5. Plan for Migrating NSIDC Version 0 Archive to MAID Technology

advertisement
An Implementation Plan for the
Transition of the NSIDC DAAC V0
Archive to MAID Technology
April 2004
Prepared Under Contract NAS5-03099
RESPONSIBLE AUTHOR
Vincent J. Troisi
NSIDC DAAC
University of Colorado
Boulder, Colorado
Date
1. Introduction
The Version 0 archive at the NSIDC DAAC is stored on DLT IV tapes, which reside in a
StorageTek 9710 Digital Tape Library (Timberwolf). The StorageTek 9710 is configured
with DLT 7000 drives. Both the tape drives and the Digital Tape Library have been
designated as end-of-life by the respective vendors. The archive server is an SGI Origin
200 which hosts the AMASS File System Management Software. The SGI server was
purchased in 1997. The NSIDC DAAC plans for FY04-FY05 include refresh of the SGI
server, and the Timberwolf subsystem to newer technologies.
This document provides a high-level description for an approach to transition the current
Version 0 archive from an architecture based on tape storage to a disk architecture that
only recently has been made available to the consumer.
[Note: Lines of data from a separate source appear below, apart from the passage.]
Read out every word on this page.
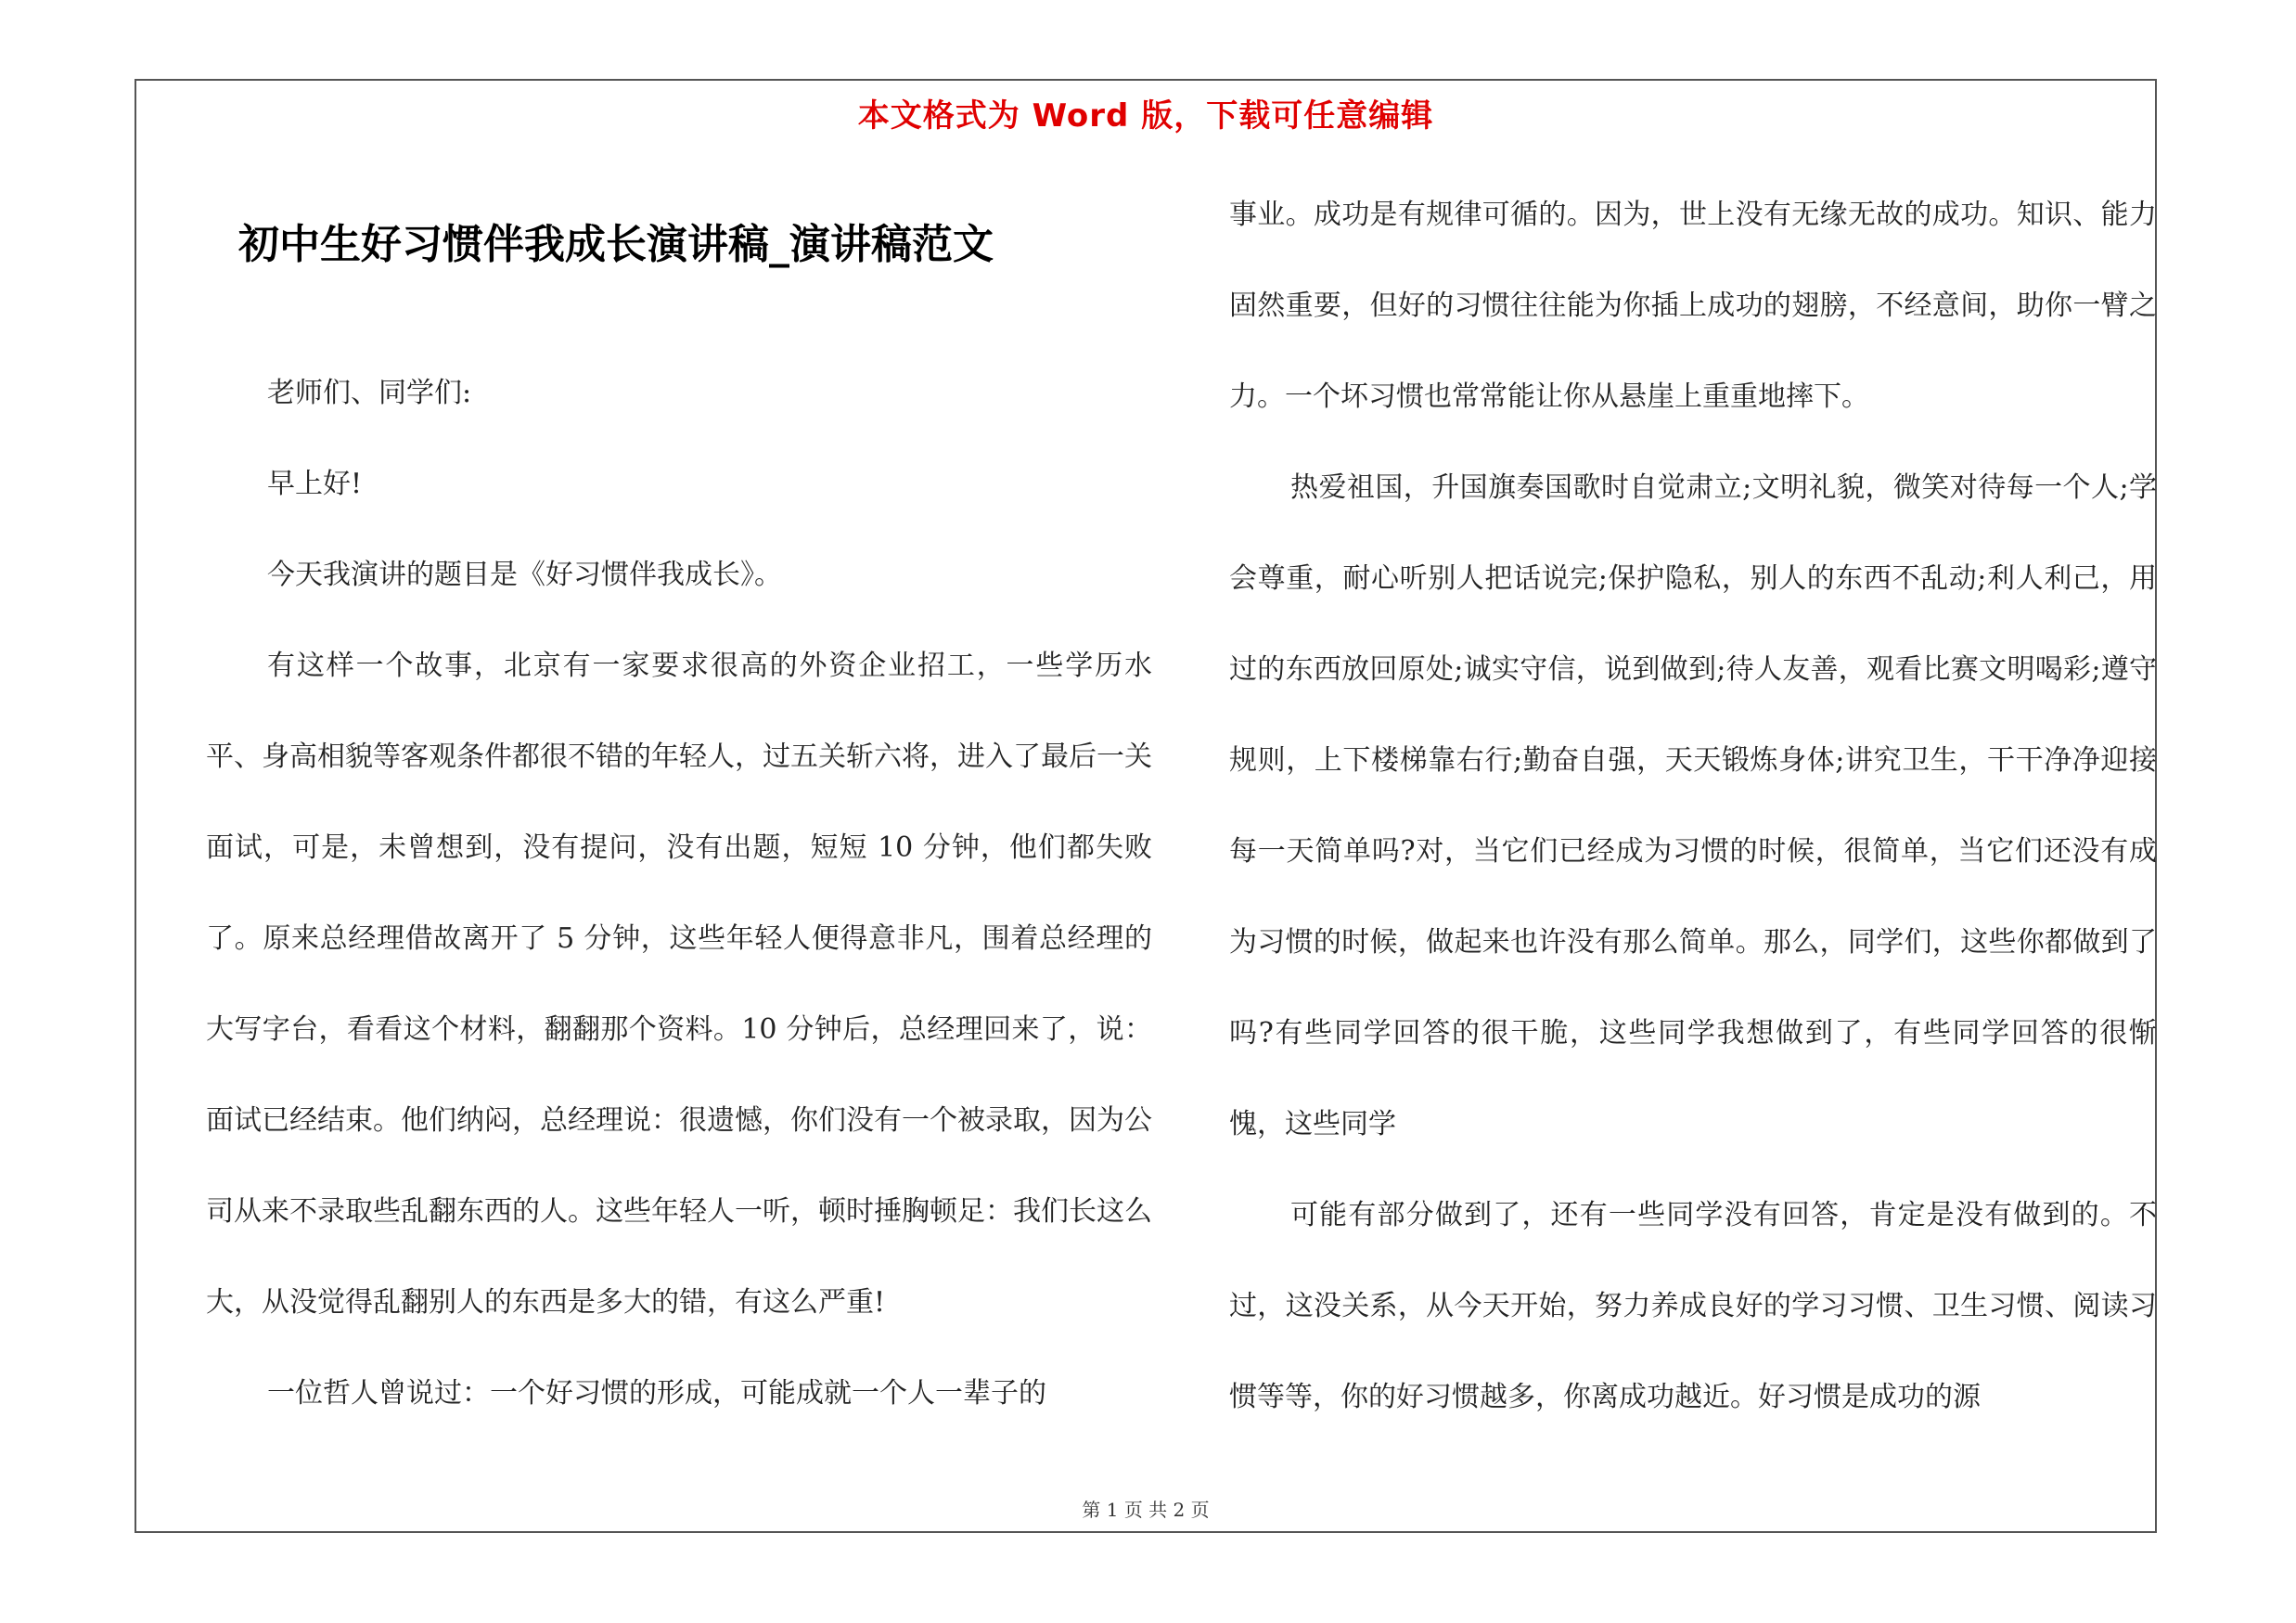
本文格式为 Word 版，下载可任意编辑
初中生好习惯伴我成长演讲稿_演讲稿范文

老师们、同学们:

早上好!

今天我演讲的题目是《好习惯伴我成长》。

有这样一个故事，北京有一家要求很高的外资企业招工，一些学历水平、身高相貌等客观条件都很不错的年轻人，过五关斩六将，进入了最后一关面试，可是，未曾想到，没有提问，没有出题，短短 10 分钟，他们都失败了。原来总经理借故离开了 5 分钟，这些年轻人便得意非凡，围着总经理的大写字台，看看这个材料，翻翻那个资料。10 分钟后，总经理回来了，说：面试已经结束。他们纳闷，总经理说：很遗憾，你们没有一个被录取，因为公司从来不录取些乱翻东西的人。这些年轻人一听，顿时捶胸顿足：我们长这么大，从没觉得乱翻别人的东西是多大的错，有这么严重!

一位哲人曾说过：一个好习惯的形成，可能成就一个人一辈子的

事业。成功是有规律可循的。因为，世上没有无缘无故的成功。知识、能力固然重要，但好的习惯往往能为你插上成功的翅膀，不经意间，助你一臂之力。一个坏习惯也常常能让你从悬崖上重重地摔下。

热爱祖国，升国旗奏国歌时自觉肃立;文明礼貌，微笑对待每一个人;学会尊重，耐心听别人把话说完;保护隐私，别人的东西不乱动;利人利己，用过的东西放回原处;诚实守信，说到做到;待人友善，观看比赛文明喝彩;遵守规则，上下楼梯靠右行;勤奋自强，天天锻炼身体;讲究卫生，干干净净迎接每一天简单吗?对，当它们已经成为习惯的时候，很简单，当它们还没有成为习惯的时候，做起来也许没有那么简单。那么，同学们，这些你都做到了吗?有些同学回答的很干脆，这些同学我想做到了，有些同学回答的很惭愧，这些同学

可能有部分做到了，还有一些同学没有回答，肯定是没有做到的。不过，这没关系，从今天开始，努力养成良好的学习习惯、卫生习惯、阅读习惯等等，你的好习惯越多，你离成功越近。好习惯是成功的源

第 1 页 共 2 页
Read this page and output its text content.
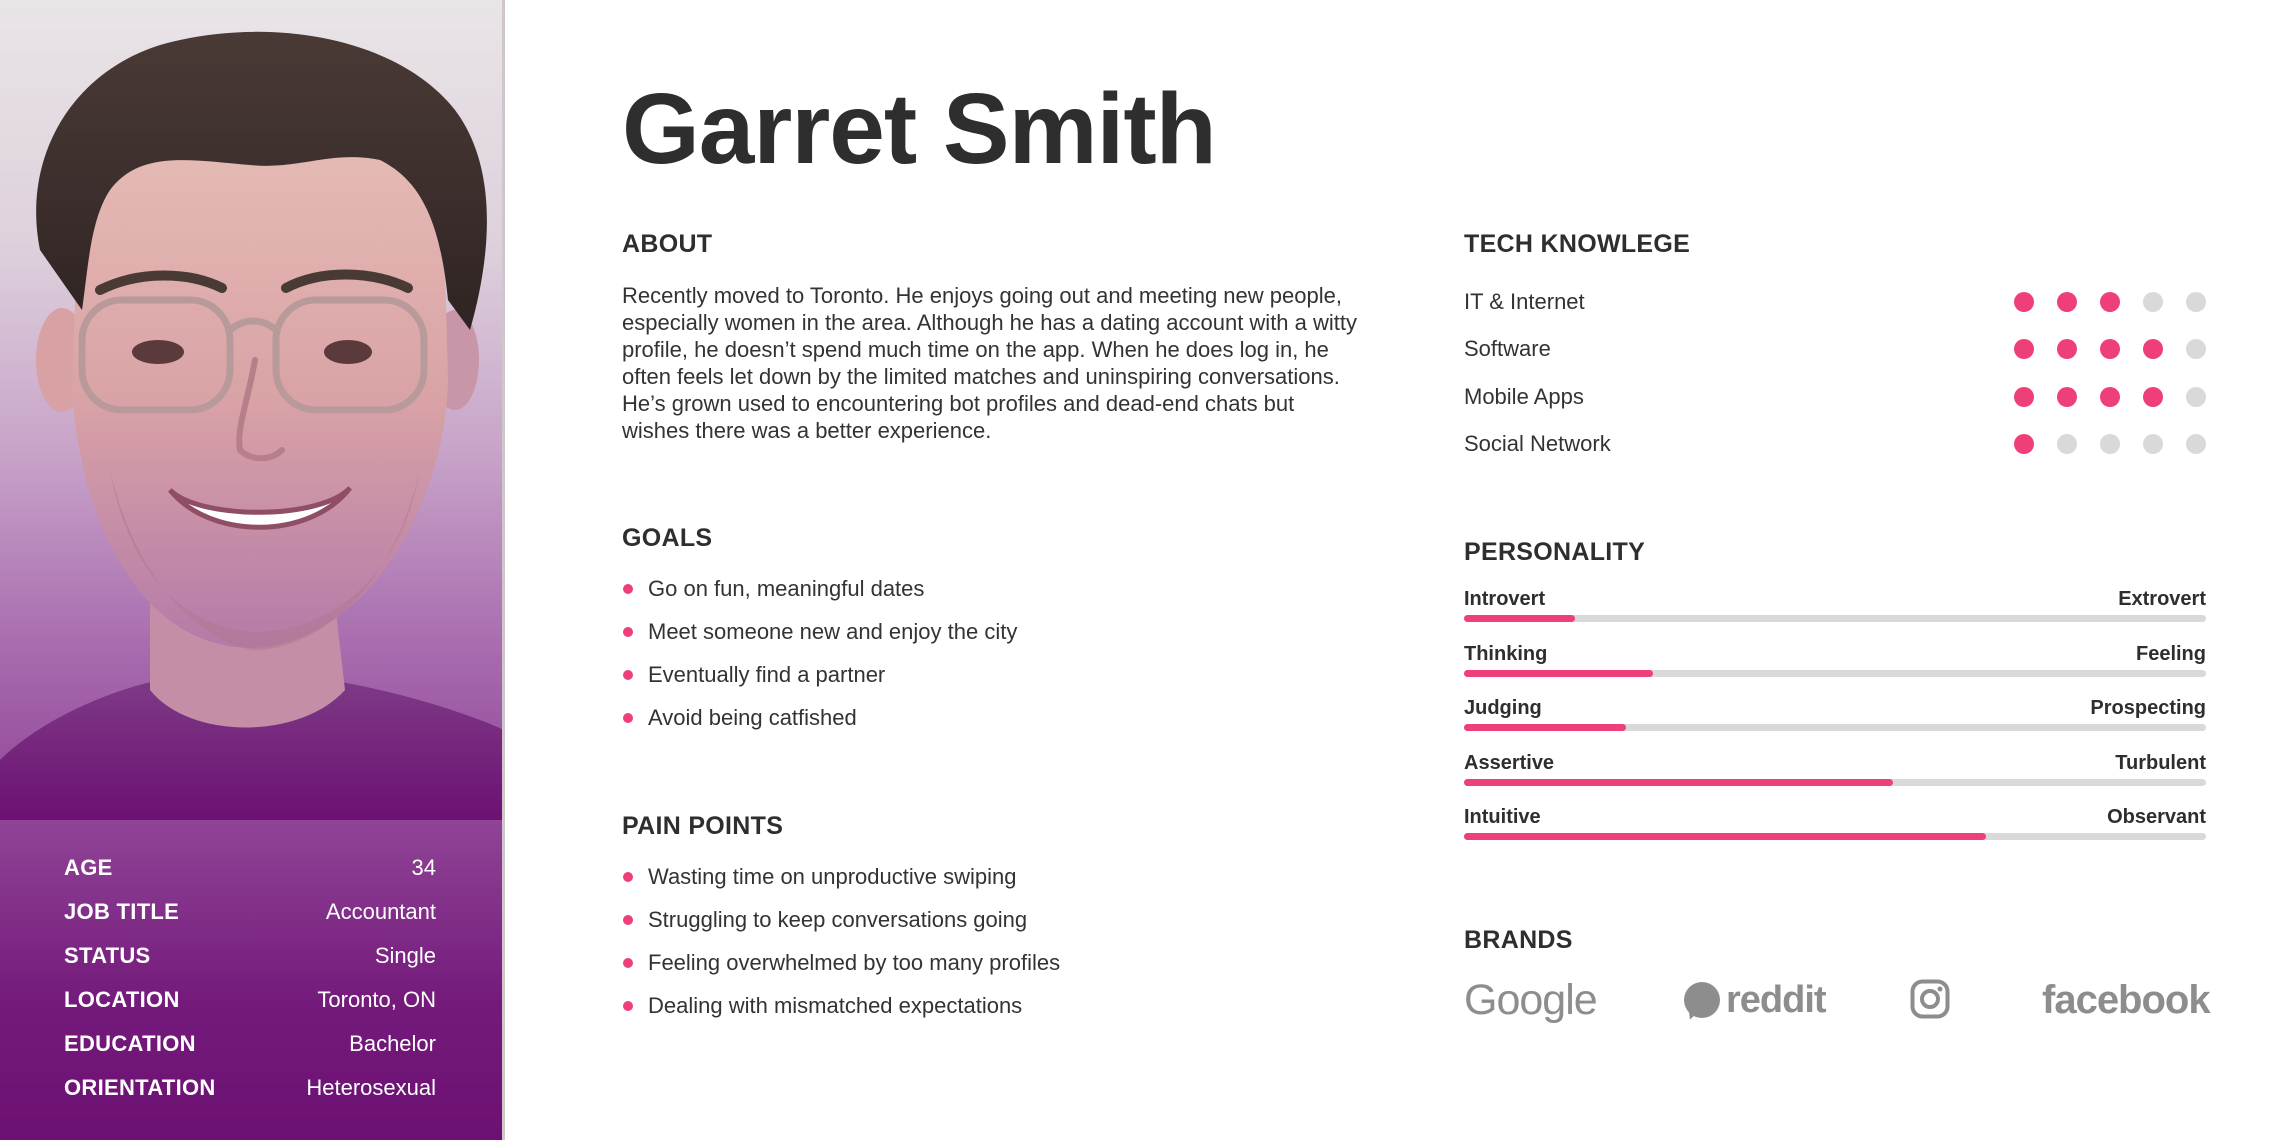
AGE	34
JOB TITLE	Accountant
STATUS	Single
LOCATION	Toronto, ON
EDUCATION	Bachelor
ORIENTATION	Heterosexual
Garret Smith
ABOUT

Recently moved to Toronto. He enjoys going out and meeting new people, especially women in the area. Although he has a dating account with a witty profile, he doesn’t spend much time on the app. When he does log in, he often feels let down by the limited matches and uninspiring conversations. He’s grown used to encountering bot profiles and dead-end chats but wishes there was a better experience.

GOALS
Go on fun, meaningful dates
Meet someone new and enjoy the city
Eventually find a partner
Avoid being catfished
PAIN POINTS
Wasting time on unproductive swiping
Struggling to keep conversations going
Feeling overwhelmed by too many profiles
Dealing with mismatched expectations
TECH KNOWLEGE
IT & Internet
Software
Mobile Apps
Social Network
PERSONALITY
Introvert	Extrovert
Thinking	Feeling
Judging	Prospecting
Assertive	Turbulent
Intuitive	Observant
BRANDS
Google	reddit	facebook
The technology proposed for the
disk subsystem element of the V0 archive architecture at NSIDC is MAID, massive arrays
of idle disks.
2. Description of MAID Technology
MAID refers to massive arrays of idle drives. MAID is similar to RAID solutions with a
significant difference: all of the disks in the MAID storage array are not spinning all of the
time. Many of the disks in a MAID subsystem remain powered off until information
residing on the disk is requested or the disk is exercised by an algorithm embedded in
the controller. By reducing the number of active disks in the array, the MAID technology
requires less power and generates less heat than current RAID subsystems.
Current MAID architectures employ Advanced Technology Architecture (ATA) disk drives.
The current generation of serial ATA (SATA) drives provide 250 gigabytes of storage and
bus speeds of 150 MB/sec on dedicated serial paths. The next generation SATA-II drives
scheduled for release during 2004 will provide a 300MB/sec bus speed. Engineered for
frequent power up and power down cycles, SATA drives are often found in laptop
configurations. SATA disk drives take at most 10 seconds to power up.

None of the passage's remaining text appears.